説明責任は、「アカウンタビリティ」とも呼ばれ、政府や行政、企業、医療機関、団体などの組織において、権限や責任のある者が、自分のしたことや、組織としてすることを怠ったことが招いた結果について、対外的に合理的な説明を行う責務をいいます。これは、企業においては、狭義では、経営者が、株主・顧客・従業員などのステークホルダーに対して、経営方針や資金使途、業務内容、財務情報など、その活動の結果について報告して納得させる責務のことをいい、また広義では、企業の社会性を考慮し、消費者・地域住民・取引業者等までステークホルダーの範囲を拡大した社会的な説明責任のことをいいます。

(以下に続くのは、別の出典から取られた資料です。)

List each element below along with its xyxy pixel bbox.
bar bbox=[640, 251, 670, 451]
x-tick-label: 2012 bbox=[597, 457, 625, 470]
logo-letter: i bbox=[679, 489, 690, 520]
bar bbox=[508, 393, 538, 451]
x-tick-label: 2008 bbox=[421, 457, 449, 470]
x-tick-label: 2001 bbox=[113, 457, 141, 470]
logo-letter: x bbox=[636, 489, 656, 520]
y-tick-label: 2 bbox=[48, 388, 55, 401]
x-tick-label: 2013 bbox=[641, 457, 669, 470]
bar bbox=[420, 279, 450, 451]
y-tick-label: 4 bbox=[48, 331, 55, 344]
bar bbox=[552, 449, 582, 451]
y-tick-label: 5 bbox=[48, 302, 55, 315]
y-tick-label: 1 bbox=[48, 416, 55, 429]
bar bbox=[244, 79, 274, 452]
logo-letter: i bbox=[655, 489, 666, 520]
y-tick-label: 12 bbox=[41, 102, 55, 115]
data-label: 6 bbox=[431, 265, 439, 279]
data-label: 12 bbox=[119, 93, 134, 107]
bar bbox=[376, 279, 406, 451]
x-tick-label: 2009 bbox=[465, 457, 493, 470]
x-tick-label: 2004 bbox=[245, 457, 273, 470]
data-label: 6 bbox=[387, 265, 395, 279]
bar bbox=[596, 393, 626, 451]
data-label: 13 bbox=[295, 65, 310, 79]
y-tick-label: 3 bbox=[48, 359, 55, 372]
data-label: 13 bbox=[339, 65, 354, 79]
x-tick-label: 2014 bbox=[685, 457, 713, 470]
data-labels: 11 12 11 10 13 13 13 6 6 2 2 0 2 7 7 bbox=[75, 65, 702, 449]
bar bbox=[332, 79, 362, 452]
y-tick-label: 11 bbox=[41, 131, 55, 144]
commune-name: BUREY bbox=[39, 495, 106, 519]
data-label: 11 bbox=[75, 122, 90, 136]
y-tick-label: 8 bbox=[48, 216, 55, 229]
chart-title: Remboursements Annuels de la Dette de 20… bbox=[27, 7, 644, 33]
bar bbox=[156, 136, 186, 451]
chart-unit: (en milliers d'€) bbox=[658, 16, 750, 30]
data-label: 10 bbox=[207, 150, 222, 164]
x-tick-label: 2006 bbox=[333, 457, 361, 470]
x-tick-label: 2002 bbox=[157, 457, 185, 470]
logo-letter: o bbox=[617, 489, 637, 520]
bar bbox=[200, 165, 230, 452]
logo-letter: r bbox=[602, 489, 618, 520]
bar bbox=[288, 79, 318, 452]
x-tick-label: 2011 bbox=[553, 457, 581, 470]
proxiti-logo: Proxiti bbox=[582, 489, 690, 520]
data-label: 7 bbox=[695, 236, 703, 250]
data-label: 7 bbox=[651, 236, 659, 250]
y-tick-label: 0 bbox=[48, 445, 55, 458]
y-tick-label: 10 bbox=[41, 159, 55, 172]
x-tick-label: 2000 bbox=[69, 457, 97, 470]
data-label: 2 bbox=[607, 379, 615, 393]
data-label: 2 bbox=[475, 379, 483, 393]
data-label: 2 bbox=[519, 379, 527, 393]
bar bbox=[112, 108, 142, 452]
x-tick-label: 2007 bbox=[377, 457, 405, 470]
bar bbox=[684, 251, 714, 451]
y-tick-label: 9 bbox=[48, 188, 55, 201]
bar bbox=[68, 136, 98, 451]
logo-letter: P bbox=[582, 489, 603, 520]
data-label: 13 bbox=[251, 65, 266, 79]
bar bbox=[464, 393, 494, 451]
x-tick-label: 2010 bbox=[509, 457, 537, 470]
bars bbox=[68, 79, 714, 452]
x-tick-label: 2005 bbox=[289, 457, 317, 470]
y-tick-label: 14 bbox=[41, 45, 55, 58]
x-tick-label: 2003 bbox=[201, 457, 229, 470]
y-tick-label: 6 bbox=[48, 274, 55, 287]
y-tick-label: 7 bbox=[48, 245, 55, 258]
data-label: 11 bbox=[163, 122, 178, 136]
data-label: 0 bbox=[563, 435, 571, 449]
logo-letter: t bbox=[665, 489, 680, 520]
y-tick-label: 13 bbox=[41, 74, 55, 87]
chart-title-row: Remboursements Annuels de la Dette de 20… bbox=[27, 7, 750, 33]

今日では、不正会計や不法行為などの企業の不祥事が明るみに出る度に、コーポレートガバナンスや説明責任の欠如がマスコミ等によって糾弾され、説明責任が確立されていない企業は、社会から厳しい評価(制裁)を受けるようになっています。このような背景により、経営者(トップ)は、適正な財務諸表等の開示、有効な内部統制システムの構築、適切な監査の実施などにより、株主等に対する「説明責任」を遂行すると共に、経営者から権限を委譲された管理者や担当者も、経営者に対する「説明責任」を遂行し、経営の透明性を確保することがより重要になってきています。